いなべFM第90回令和6年10月25日放送「高齢者のポリファーマシーについて」
いなべFM第90回令和6年10月25日放送「高齢者のポリファーマシー」
厚生労働省では毎年10月17日から23日の1週間を「薬と健康の週間」としています。高齢になると複数の疾患を抱えて、薬をたくさん飲んでいる方も珍しくありません。沢山の薬を飲んでいることが原因で副作用がでたり、きちんと薬が飲めなくなったりするトラブルを「ポリファーマシー」と呼び、薬剤師を中心に対策しています。今回は「高齢者のポリファーマシー」について、ほくせい調剤薬局 薬剤師 佐藤宏樹さんへのインタビューです。
かかりつけ薬局をもちましょう!!
ポリファーマシーとは、単に服用する薬の数が多いことではなく、それに関連して薬物による有害事象リスクの増加や、薬の飲み忘れ・飲み間違いや残薬の発生という問題につながる状態をいいます。とくに高齢になると、複数の病気を持つ人が増え、通院する病院や服用する薬の数が多くなるため、これらの問題が起こりやすくなります。どのような薬でも副作用が起こる可能性はありますが、薬の種類が増えれば、飲んでいる薬同士が影響しあったり、また、年齢が進むにつれ腎臓や肝臓の働きが弱くなり、薬が効きすぎたり効かなかったり、副作用が起きやすくなってしまいます。
では、ポリファーマシーを防ぐためにはどうしたらよいか。ただ処方する薬の数や量を減らせばいいというわけではありません。服用しているすべての薬を把握し、正しく服用管理することが大切です。そのために、かかりつけ薬局やかかりつけ薬剤師を持ちましょう。複数の病院に通っている場合でも、かかりつけ薬局やかかりつけ薬剤師をつくることで、処方されている薬の情報をすべて把握してもらっておくと安心です。わたしたち薬剤師は、ご家族をはじめ、介護施設、医療機関といった関係する多職種と情報を共有し、服薬のサポートや多剤・重複服薬を見直し、処方の適正化もお手伝いします。

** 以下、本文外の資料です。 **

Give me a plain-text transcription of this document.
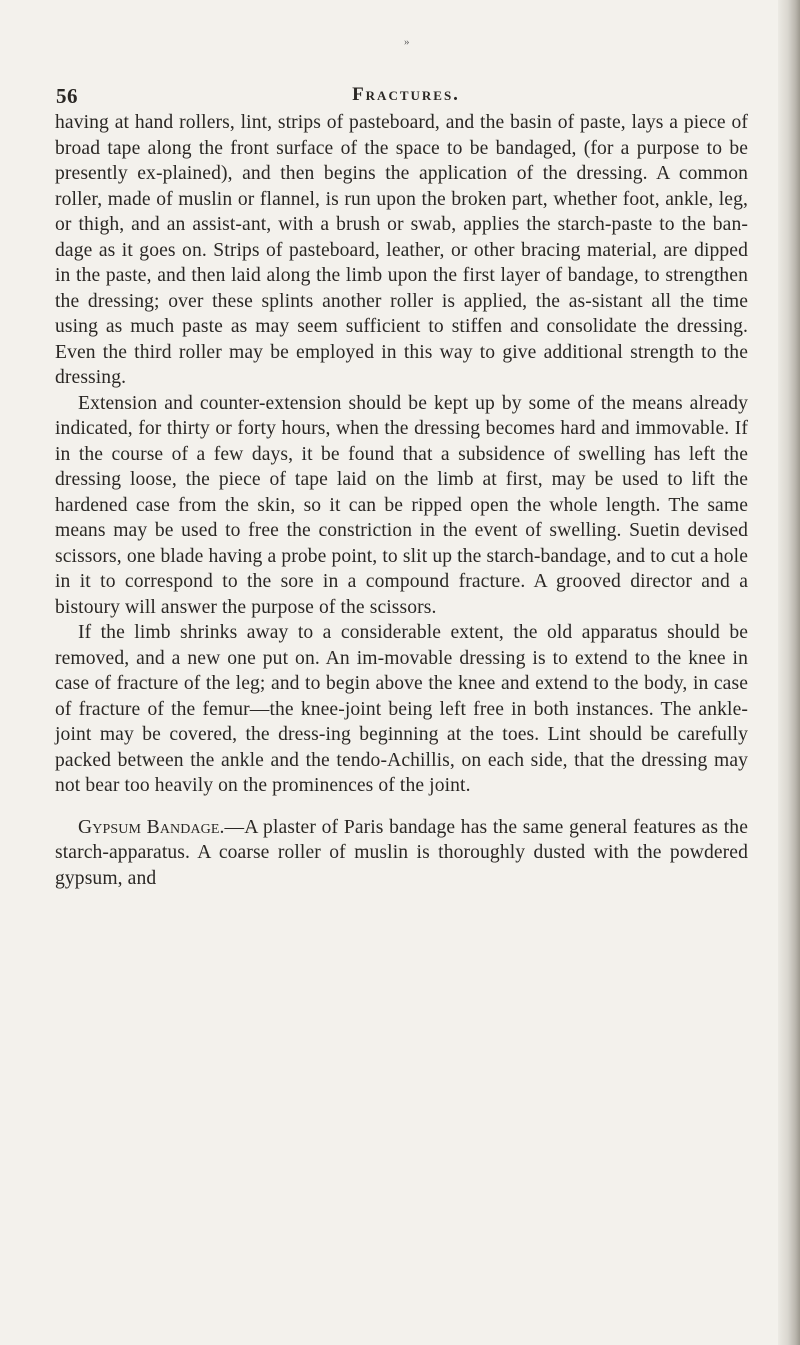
»
56	Fractures.

having at hand rollers, lint, strips of pasteboard, and the basin of paste, lays a piece of broad tape along the front surface of the space to be bandaged, (for a purpose to be presently ex-plained), and then begins the application of the dressing. A common roller, made of muslin or flannel, is run upon the broken part, whether foot, ankle, leg, or thigh, and an assist-ant, with a brush or swab, applies the starch-paste to the ban-dage as it goes on. Strips of pasteboard, leather, or other bracing material, are dipped in the paste, and then laid along the limb upon the first layer of bandage, to strengthen the dressing; over these splints another roller is applied, the as-sistant all the time using as much paste as may seem sufficient to stiffen and consolidate the dressing. Even the third roller may be employed in this way to give additional strength to the dressing.

Extension and counter-extension should be kept up by some of the means already indicated, for thirty or forty hours, when the dressing becomes hard and immovable. If in the course of a few days, it be found that a subsidence of swelling has left the dressing loose, the piece of tape laid on the limb at first, may be used to lift the hardened case from the skin, so it can be ripped open the whole length. The same means may be used to free the constriction in the event of swelling. Suetin devised scissors, one blade having a probe point, to slit up the starch-bandage, and to cut a hole in it to correspond to the sore in a compound fracture. A grooved director and a bistoury will answer the purpose of the scissors.

If the limb shrinks away to a considerable extent, the old apparatus should be removed, and a new one put on. An im-movable dressing is to extend to the knee in case of fracture of the leg; and to begin above the knee and extend to the body, in case of fracture of the femur—the knee-joint being left free in both instances. The ankle-joint may be covered, the dress-ing beginning at the toes. Lint should be carefully packed between the ankle and the tendo-Achillis, on each side, that the dressing may not bear too heavily on the prominences of the joint.

Gypsum Bandage.—A plaster of Paris bandage has the same general features as the starch-apparatus. A coarse roller of muslin is thoroughly dusted with the powdered gypsum, and
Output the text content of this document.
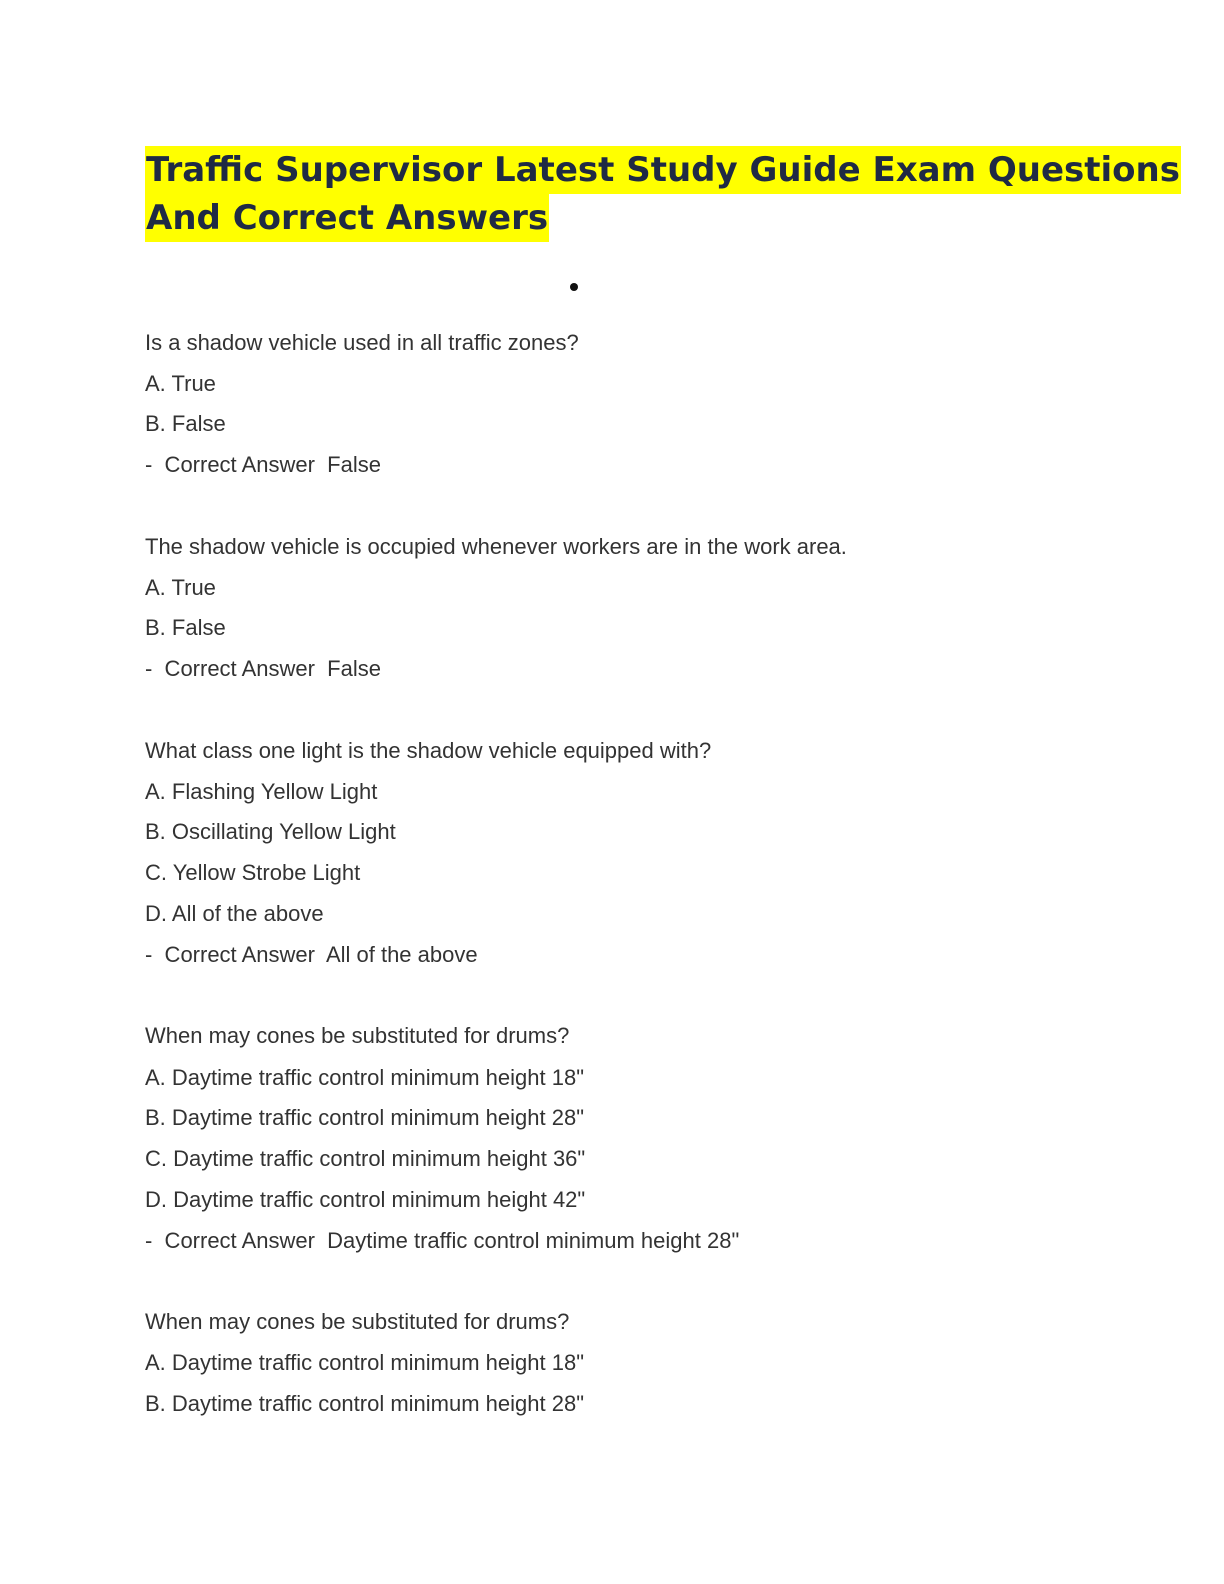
Traffic Supervisor Latest Study Guide Exam Questions
And Correct Answers
Is a shadow vehicle used in all traffic zones?
A. True
B. False
-  Correct Answer  False
The shadow vehicle is occupied whenever workers are in the work area.
A. True
B. False
-  Correct Answer  False
What class one light is the shadow vehicle equipped with?
A. Flashing Yellow Light
B. Oscillating Yellow Light
C. Yellow Strobe Light
D. All of the above
-  Correct Answer  All of the above
When may cones be substituted for drums?
A. Daytime traffic control minimum height 18"
B. Daytime traffic control minimum height 28"
C. Daytime traffic control minimum height 36"
D. Daytime traffic control minimum height 42"
-  Correct Answer  Daytime traffic control minimum height 28"
When may cones be substituted for drums?
A. Daytime traffic control minimum height 18"
B. Daytime traffic control minimum height 28"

また、かかりつけ薬局を作るのが難しい場合は、お薬手帳を活用するのも方法のひとつです。自分の病気や飲んでいる薬について知ってもらえるよう、お薬手帳は1冊にまとめ、受診時に必ず医師や薬剤師に見せてください。お薬手帳は災害などの緊急時の備えにもなります。薬を飲んでいて「なにか変だな」「いつもと違うな」と感じても、自分の判断で薬をやめたり、減らしたりするのはよくありません。必ず、かかりつけの医師や薬剤師に相談してみてください。
一番大切なのは、飲んでいる薬の数ではなく、本当にその薬が必要かどうかという点です。ただたくさんの薬を飲めば大丈夫というわけではなく、必要な薬を必要なタイミングで服用することが、自分の健康を守ることになります。とはいえ、どの薬が本当に必要な薬か自分では判断できない方がほとんどだと思います。その時は、是非かかりつけの薬局・薬剤師に相談してみてください。
まとめ
お薬手帳は1冊にまとめておき、処方されている薬全体を把握できるようにしておきましょう。また1か所、かかりつけ薬局をもって、日頃から処方されている薬の情報を把握してもらっておくことや、自分の判断で勝手に服用をやめず医師や薬剤師に相談しましょう。同じ病気で複数の医療機関にかかる重複受診になり薬の重複も招くということもありますので、できるだけ控えることも大切だと思います。
※インタビューの内容は趣旨を変えない程度に編集しています。